The tenth duty wishing us to strive individually and collectively for excellence has now been degraded to fad. It is now the stuff of first rank in exams, millionaires at the bank, overseas addresses, pictures of success, big fat weddings — all achievements that could be bundled as ‘getting ahead' or showcasing the trend. After six free decades spent attempting excellence, India and Indians aren't yet known for anything particularly excellent. Some of us have a lot of money; many of us travel abroad — that's all.
Sovereignty, integrity
Duty number two — cherishing and following the ideals that inspired our freedom movement. I just don't know how to reconcile that with either contemporary news on India or the new work culture measuring people by the money they make. It appeared to me that for us, Constitution and country had reduced to symbolic interpretations of the first and fourth duties dealing with national flag, national anthem and nation's defence. These are also the most popular themes for politics and political controversy.

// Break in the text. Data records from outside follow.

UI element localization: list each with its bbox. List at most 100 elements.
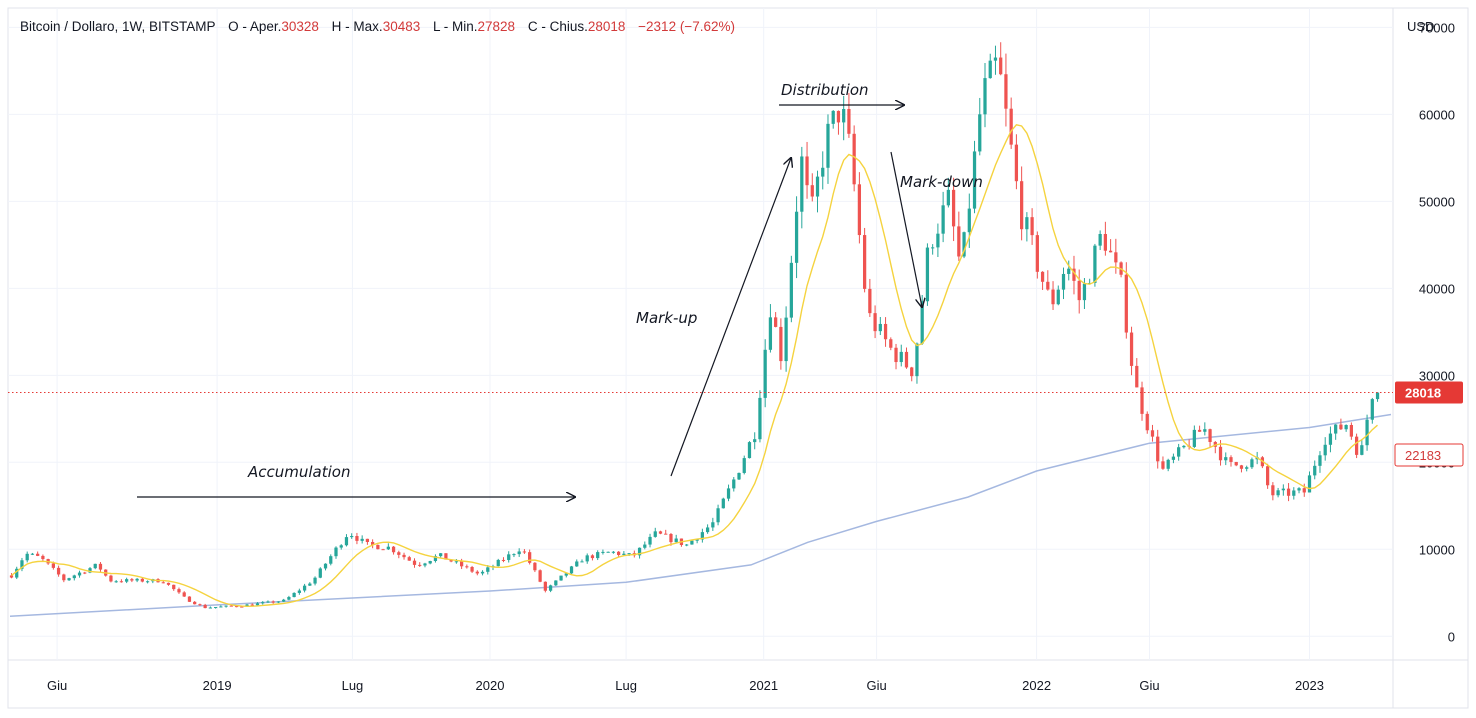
candle-body — [355, 535, 359, 541]
candle-body — [224, 605, 228, 607]
distribution-label: Distribution — [781, 81, 869, 99]
candle-body — [334, 547, 338, 557]
candle-body — [36, 553, 40, 556]
candle-body — [774, 317, 778, 327]
candle-body — [753, 439, 757, 443]
markdown-annotation: Mark-down — [890, 151, 983, 307]
open-label: O - Aper. — [228, 19, 281, 34]
x-tick-label: Giu — [866, 678, 886, 693]
markup-arrow — [670, 158, 791, 477]
candle-body — [857, 184, 862, 236]
candle-body — [622, 553, 626, 555]
candle-body — [1135, 365, 1139, 388]
candle-body — [486, 567, 490, 572]
y-tick-label: 40000 — [1419, 281, 1455, 296]
candle-body — [255, 603, 260, 606]
candle-body — [166, 582, 171, 585]
candle-body — [51, 563, 55, 568]
candle-body — [161, 582, 165, 584]
candle-body — [517, 551, 521, 555]
candle-body — [936, 233, 940, 248]
plot-frame — [7, 7, 1469, 709]
candle-body — [1203, 429, 1207, 432]
candle-body — [658, 531, 663, 534]
candle-body — [198, 604, 202, 606]
candle-body — [1108, 250, 1113, 253]
markdown-arrow — [890, 151, 922, 307]
candle-body — [109, 575, 113, 582]
accumulation-label: Accumulation — [247, 463, 350, 481]
candle-body — [1150, 430, 1155, 437]
candle-body — [1318, 455, 1322, 466]
candle-body — [507, 554, 511, 560]
candle-body — [219, 606, 223, 608]
candle-body — [957, 226, 961, 257]
candle-body — [20, 560, 24, 569]
candle-body — [1245, 467, 1249, 469]
candle-body — [83, 572, 87, 574]
candle-body — [967, 208, 971, 233]
candle-body — [1208, 429, 1212, 442]
candle-body — [815, 176, 820, 197]
candle-body — [826, 123, 830, 168]
candle-body — [1124, 274, 1128, 333]
candle-body — [601, 551, 605, 553]
candle-body — [899, 351, 903, 363]
candle-body — [543, 581, 547, 591]
price-axis[interactable]: 010000200003000040000500006000070000 — [1419, 20, 1455, 644]
candle-body — [1061, 273, 1066, 290]
x-tick-label: 2022 — [1022, 678, 1051, 693]
candle-body — [93, 563, 97, 569]
candle-body — [726, 488, 731, 499]
candle-body — [130, 579, 134, 581]
candle-body — [1354, 436, 1359, 455]
candle-body — [800, 156, 804, 212]
candle-body — [690, 540, 694, 545]
candle-body — [418, 564, 422, 566]
low-value: 27828 — [478, 19, 516, 34]
candle-body — [1046, 281, 1050, 290]
accumulation-annotation: Accumulation — [137, 463, 575, 497]
distribution-annotation: Distribution — [779, 81, 904, 105]
candle-body — [1224, 457, 1228, 461]
candle-body — [234, 606, 239, 608]
grid-lines — [8, 8, 1393, 660]
candle-body — [365, 538, 370, 542]
x-tick-label: 2021 — [749, 678, 778, 693]
time-axis[interactable]: Giu 2019 Lug 2020 Lug 2021 Giu 2022 Giu 2023 — [47, 678, 1324, 693]
ma-value-badge-text: 22183 — [1405, 448, 1441, 463]
candle-body — [140, 578, 144, 582]
candle-body — [1082, 283, 1087, 301]
candle-body — [559, 575, 563, 581]
candle-body — [732, 479, 736, 489]
candle-body — [847, 109, 851, 134]
candle-body — [376, 544, 380, 550]
candle-body — [972, 151, 977, 209]
candle-body — [25, 553, 29, 561]
candle-body — [685, 544, 689, 546]
candle-body — [454, 561, 458, 563]
candle-body — [700, 532, 704, 540]
candle-body — [360, 538, 364, 541]
candle-body — [41, 555, 45, 560]
candle-body — [172, 584, 176, 590]
candle-body — [852, 133, 856, 185]
candle-body — [1302, 488, 1306, 493]
candle-body — [475, 571, 479, 574]
candle-body — [695, 539, 699, 541]
candle-body — [569, 566, 574, 574]
candle-body — [250, 604, 254, 606]
candle-body — [548, 585, 553, 591]
candle-body — [920, 301, 924, 344]
candle-body — [585, 555, 589, 562]
candle-body — [522, 551, 527, 553]
candle-body — [1349, 425, 1353, 437]
candle-body — [381, 549, 385, 551]
x-tick-label: Lug — [615, 678, 637, 693]
candle-body — [397, 552, 401, 555]
chart-legend: Bitcoin / Dollaro, 1W, BITSTAMP O - Aper… — [20, 19, 735, 34]
ma-value-badge: 22183 — [1394, 443, 1464, 467]
candle-body — [721, 498, 725, 509]
candle-body — [1030, 217, 1034, 236]
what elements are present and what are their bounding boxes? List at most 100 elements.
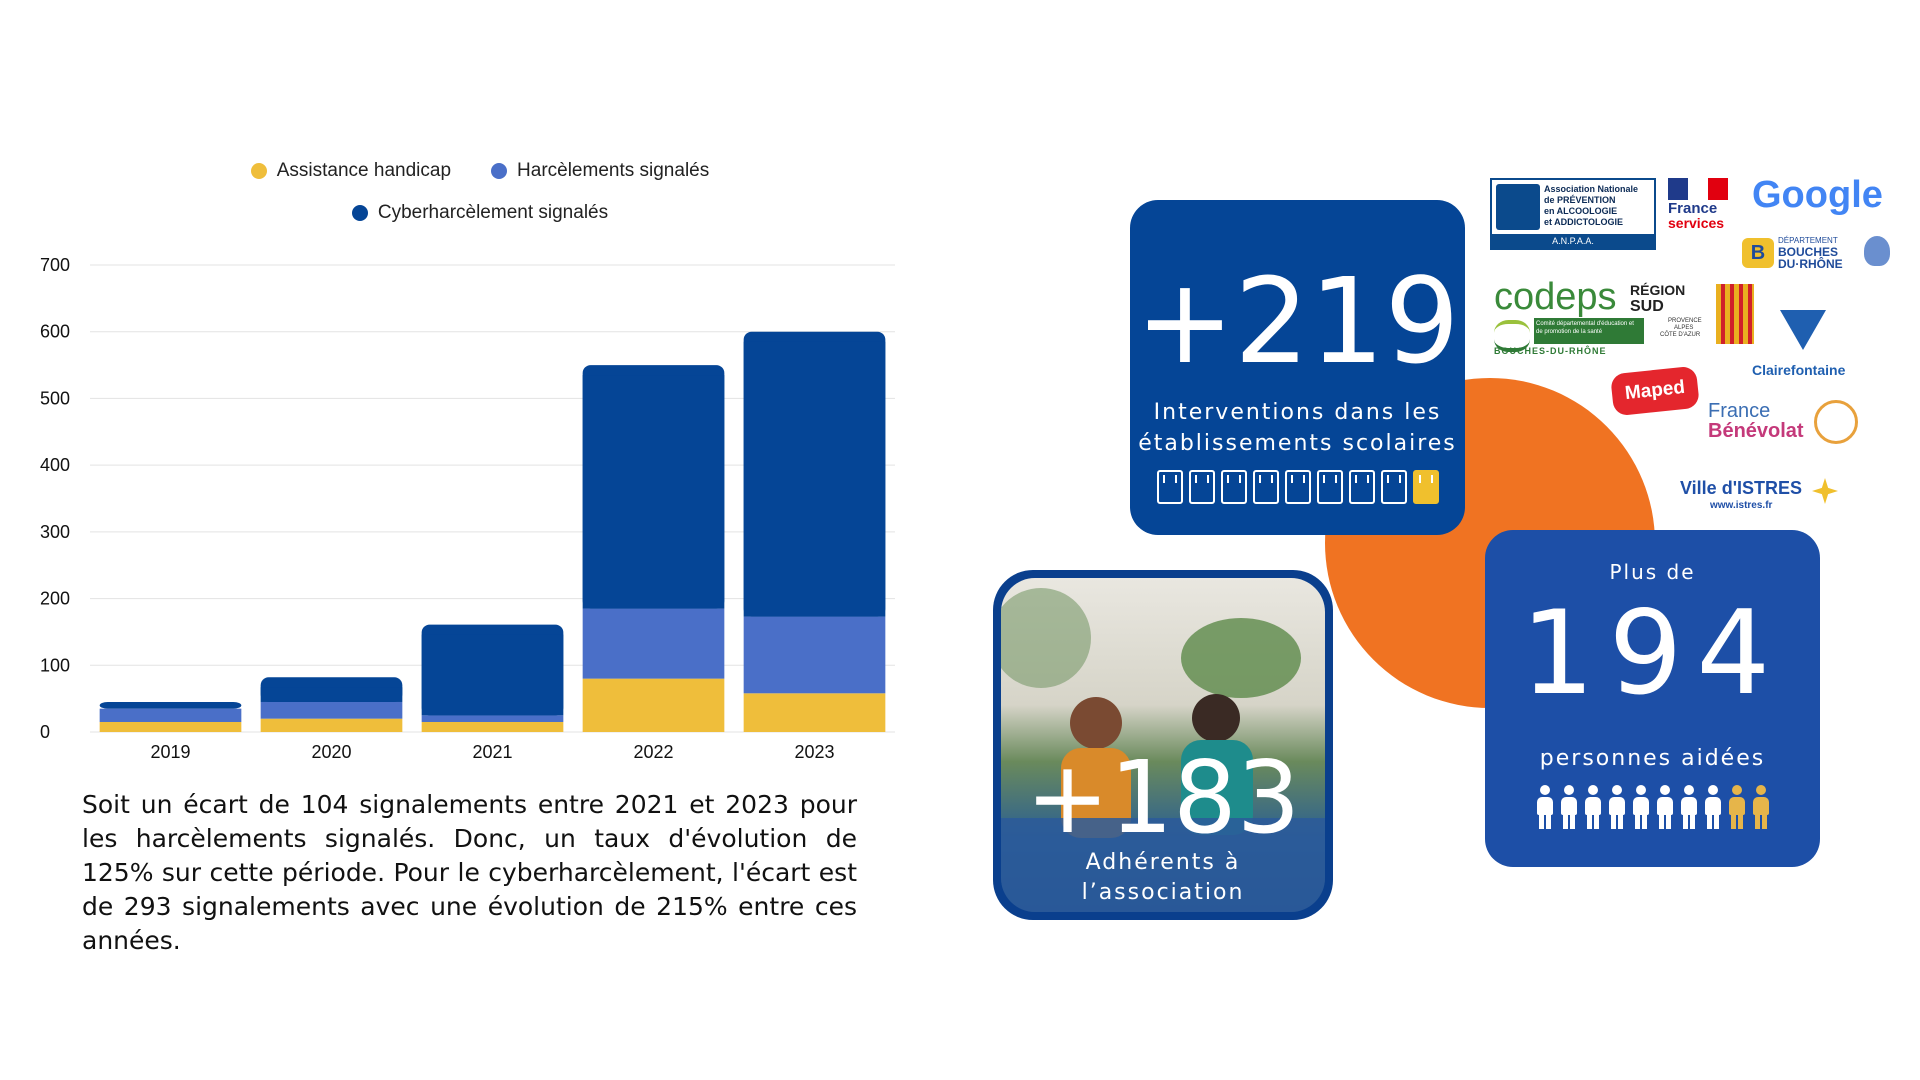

If you noticed, I didn't mention the third duty. That pertained to upholding the country's sovereignty, unity and integrity. It is a very important duty. But if my friend's son inherits a nation that has trivialised most duties, why should he feel inspired to acknowledge the third? What beautiful common space should he strive to protect?
The silver lining is: failure makes good teachers. Do we see it that way or is it that we never tried in the first place and so can't recognise even failure?